Doch die Hoffnung ist trügerisch. Der Rucksack sitzt am Boden wie ein fetter Buddha, ein Buddha mit einem Scherbensalat im Magen.
Ich stöhne. Ich jammere. Aber es hilft mir nichts. Die Schlafzimmertür meiner Mutter bleibt verschlossen. Kein Laut dringt nach draußen zu mir. Die kann doch nicht allen Ernstes schlafen, wenn ihr Kind leidet!
Mir bleibt nichts anderes übrig, als mich selbst an die Arbeit zu machen.
Am Ende liegt der Scherbenhaufen auf den Fliesen und ich erspähe noch jede Menge Splitter am Rucksackboden. Hmph! Ich trage die Scherben zum Abfalleimer. Ich räume die Schulsachen aus dem Rucksack. Ich nehme den Rucksack und kippe die Splitter in den Abfalleimer. Mindestens fünf Splitter fallen daneben. Ich hole Kehrschaufel und Besen und fege die Splitter in die Schaufel. Ich leere die Schaufel in den Abfalleimer. Ich bin – puh! – fertig.
Fertig mit der Welt!
Und das schon am Morgen!
So kann man doch keinen Tag beginnen. So kann ein Schüler doch keinen Tag beginnen!

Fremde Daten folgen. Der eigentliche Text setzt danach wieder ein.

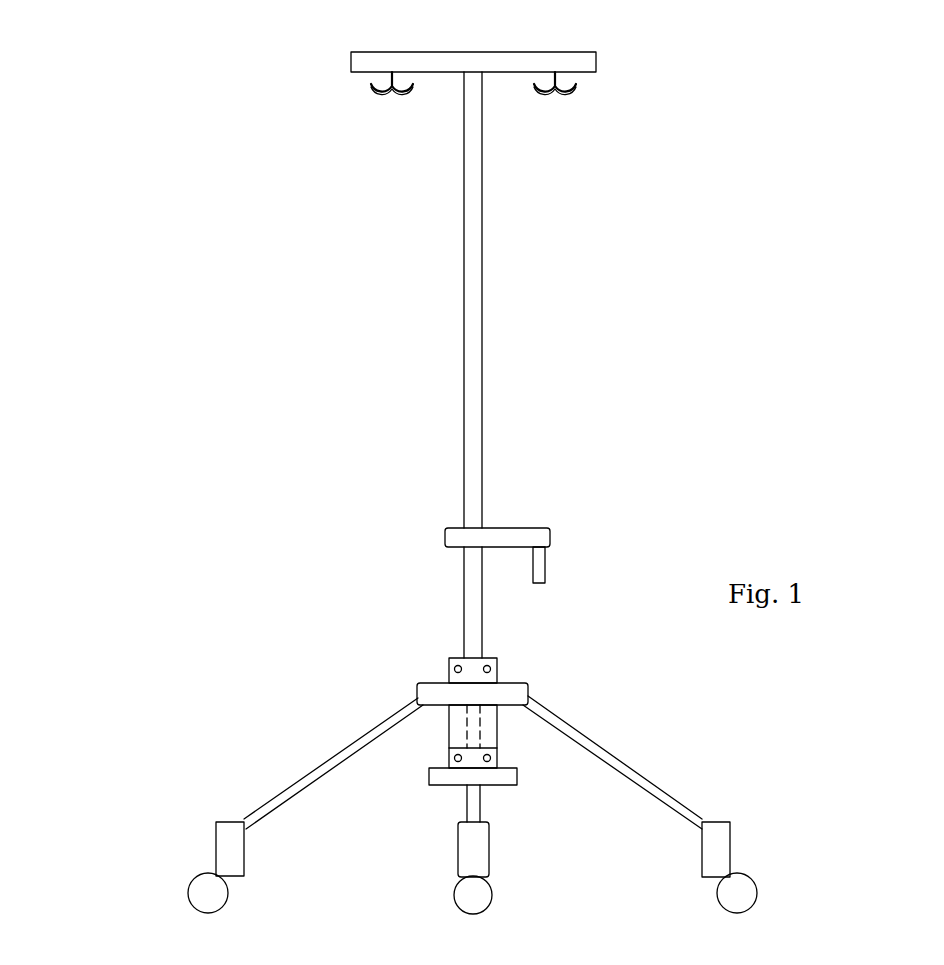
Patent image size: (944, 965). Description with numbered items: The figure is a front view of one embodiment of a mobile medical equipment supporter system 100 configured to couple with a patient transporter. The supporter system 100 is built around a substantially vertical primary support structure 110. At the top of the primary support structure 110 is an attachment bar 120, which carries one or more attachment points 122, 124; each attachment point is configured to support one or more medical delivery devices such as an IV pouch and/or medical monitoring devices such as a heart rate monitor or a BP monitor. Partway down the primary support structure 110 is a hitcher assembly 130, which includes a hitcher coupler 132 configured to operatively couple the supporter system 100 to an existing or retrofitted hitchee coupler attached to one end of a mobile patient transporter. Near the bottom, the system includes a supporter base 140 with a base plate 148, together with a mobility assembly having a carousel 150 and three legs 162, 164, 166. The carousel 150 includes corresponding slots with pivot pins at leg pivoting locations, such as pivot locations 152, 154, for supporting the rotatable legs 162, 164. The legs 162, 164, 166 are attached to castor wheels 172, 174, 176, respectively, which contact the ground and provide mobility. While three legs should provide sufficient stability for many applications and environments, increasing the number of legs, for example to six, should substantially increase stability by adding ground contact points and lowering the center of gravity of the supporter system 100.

The mobile medical equipment supporter system 100 is at (198, 167).
The primary support structure 110 is at (482, 369).
The attachment bar 120 is at (585, 52).
The attachment point 122 is at (389, 92).
The attachment point 124 is at (557, 92).
The hitcher assembly 130 is at (505, 528).
The hitcher coupler 132 is at (546, 558).
The supporter base 140 is at (498, 727).
The base plate 148 is at (447, 788).
The carousel 150 is at (504, 683).
The pivot location 152 is at (530, 697).
The pivot location 154 is at (418, 696).
The leg 162 is at (620, 760).
The leg 164 is at (313, 768).
The leg 166 is at (481, 790).
The castor wheel 172 is at (730, 842).
The castor wheel 174 is at (245, 845).
The castor wheel 176 is at (490, 845).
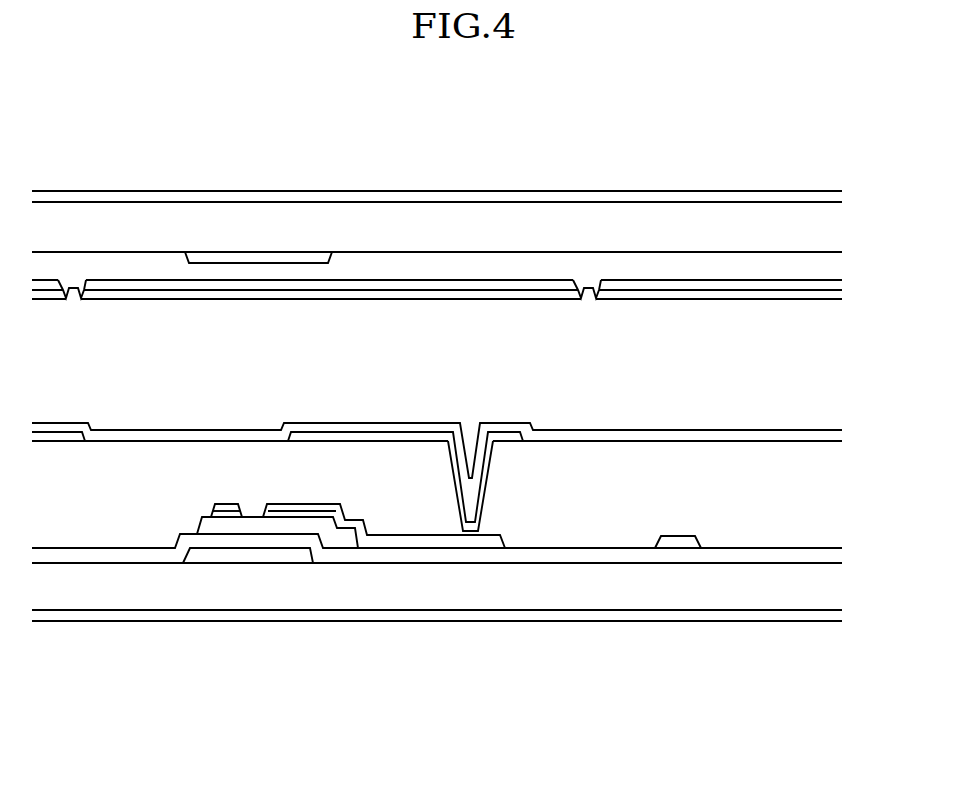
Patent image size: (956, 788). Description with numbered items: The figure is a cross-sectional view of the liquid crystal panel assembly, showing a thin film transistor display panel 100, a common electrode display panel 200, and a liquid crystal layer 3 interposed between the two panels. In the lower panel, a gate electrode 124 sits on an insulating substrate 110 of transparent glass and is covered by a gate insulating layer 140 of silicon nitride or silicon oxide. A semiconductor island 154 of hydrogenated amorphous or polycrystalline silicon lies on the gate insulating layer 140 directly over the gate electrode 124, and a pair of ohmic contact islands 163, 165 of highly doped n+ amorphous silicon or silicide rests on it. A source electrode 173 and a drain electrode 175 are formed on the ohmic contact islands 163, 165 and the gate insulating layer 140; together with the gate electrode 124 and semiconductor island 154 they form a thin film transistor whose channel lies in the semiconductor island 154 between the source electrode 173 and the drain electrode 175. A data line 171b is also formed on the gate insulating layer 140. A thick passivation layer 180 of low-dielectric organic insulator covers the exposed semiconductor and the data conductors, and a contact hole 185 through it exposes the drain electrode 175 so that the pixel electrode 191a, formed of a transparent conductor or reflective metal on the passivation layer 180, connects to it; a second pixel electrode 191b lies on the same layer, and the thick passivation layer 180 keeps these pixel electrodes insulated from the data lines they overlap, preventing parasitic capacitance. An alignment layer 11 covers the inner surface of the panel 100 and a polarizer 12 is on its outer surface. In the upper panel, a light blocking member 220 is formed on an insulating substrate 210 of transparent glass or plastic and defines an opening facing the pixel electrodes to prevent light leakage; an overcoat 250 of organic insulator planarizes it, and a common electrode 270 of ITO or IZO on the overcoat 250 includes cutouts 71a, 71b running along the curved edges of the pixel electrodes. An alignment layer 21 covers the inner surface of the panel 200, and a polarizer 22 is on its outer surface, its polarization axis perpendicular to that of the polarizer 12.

The polarizer 22 is at (830, 198).
The common electrode display panel 200 is at (851, 205).
The insulating substrate 210 is at (447, 226).
The light blocking member 220 is at (262, 253).
The overcoat 250 is at (555, 268).
The common electrode 270 is at (650, 286).
The alignment layer 21 is at (692, 297).
The cutout 71a is at (585, 294).
The cutout 71b is at (69, 299).
The liquid crystal layer 3 is at (851, 303).
The thin film transistor display panel 100 is at (851, 435).
The alignment layer 11 is at (692, 437).
The pixel electrode 191a is at (325, 437).
The pixel electrode 191b is at (60, 437).
The contact hole 185 is at (452, 455).
The passivation layer 180 is at (607, 512).
The gate insulating layer 140 is at (522, 553).
The gate electrode 124 is at (259, 556).
The semiconductor island 154 is at (200, 523).
The ohmic contact island 163 is at (226, 512).
The ohmic contact island 165 is at (288, 512).
The source electrode 173 is at (220, 505).
The drain electrode 175 is at (320, 506).
The data line 171b is at (683, 543).
The insulating substrate 110 is at (430, 596).
The polarizer 12 is at (830, 617).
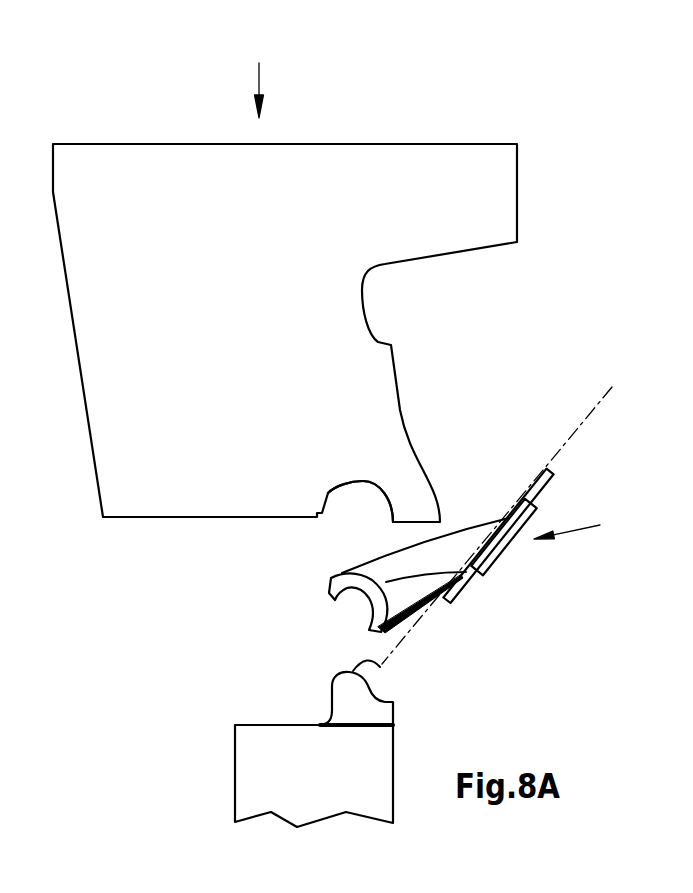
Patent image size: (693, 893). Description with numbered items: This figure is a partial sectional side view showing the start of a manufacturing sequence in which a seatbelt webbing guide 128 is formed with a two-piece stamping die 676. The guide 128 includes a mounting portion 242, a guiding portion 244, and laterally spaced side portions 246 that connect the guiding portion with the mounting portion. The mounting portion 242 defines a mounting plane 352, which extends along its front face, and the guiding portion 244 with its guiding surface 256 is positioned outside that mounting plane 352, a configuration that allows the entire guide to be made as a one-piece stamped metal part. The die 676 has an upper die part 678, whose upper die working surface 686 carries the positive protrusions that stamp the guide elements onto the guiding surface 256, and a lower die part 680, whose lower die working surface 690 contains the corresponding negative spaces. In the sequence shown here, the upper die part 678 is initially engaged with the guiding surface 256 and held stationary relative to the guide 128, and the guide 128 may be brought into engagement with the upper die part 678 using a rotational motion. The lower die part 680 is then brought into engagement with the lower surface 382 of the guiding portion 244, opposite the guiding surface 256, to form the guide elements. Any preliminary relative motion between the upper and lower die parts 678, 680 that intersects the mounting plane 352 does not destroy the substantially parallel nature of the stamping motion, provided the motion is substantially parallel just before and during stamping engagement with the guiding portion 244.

The stamping die 676 is at (261, 76).
The upper die part 678 is at (216, 346).
The upper die working surface 686 is at (357, 482).
The lower surface 382 is at (362, 594).
The side portions 246 is at (457, 535).
The guiding portion 244 is at (387, 628).
The mounting portion 242 is at (546, 467).
The guiding surface 256 is at (466, 583).
The mounting plane 352 is at (574, 433).
The guide 128 is at (588, 524).
The lower die working surface 690 is at (380, 667).
The lower die part 680 is at (265, 765).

Meine Mutter ist selbst schuld, wenn ich in der Schule nichts leiste. Bei diesem Gedanken fällt mir der Brief meiner Mutter wieder ein. Und meiner. Ja, meiner! Den werde ich ihr noch so richtig schön servieren.
Auf dem Weg zur Schule fällt mir ein, dass ich Vokabeln hätte lernen sollen. Na ja, ich bin so früh dran, dass ich mir das Zeug im Klassenzimmer noch mal anschauen kann.
Als ich vor dem Tor ankomme, öffnet der Hausmeister gerade die Eingangstür. Bei meinem Anblick fällt er fast in Ohnmacht.
»Haben sie dich zu Hause vor die Tür gesetzt?«, fragt er und grinst gehässig.
Ich grunze ihm etwas entgegen. Nur weil ich sonst immer spät komme, braucht der noch lange nicht so blöd daherzureden.
Ich trample hoch zum Klassenzimmer. Schon von Weitem sehe ich, dass die Tür offen steht.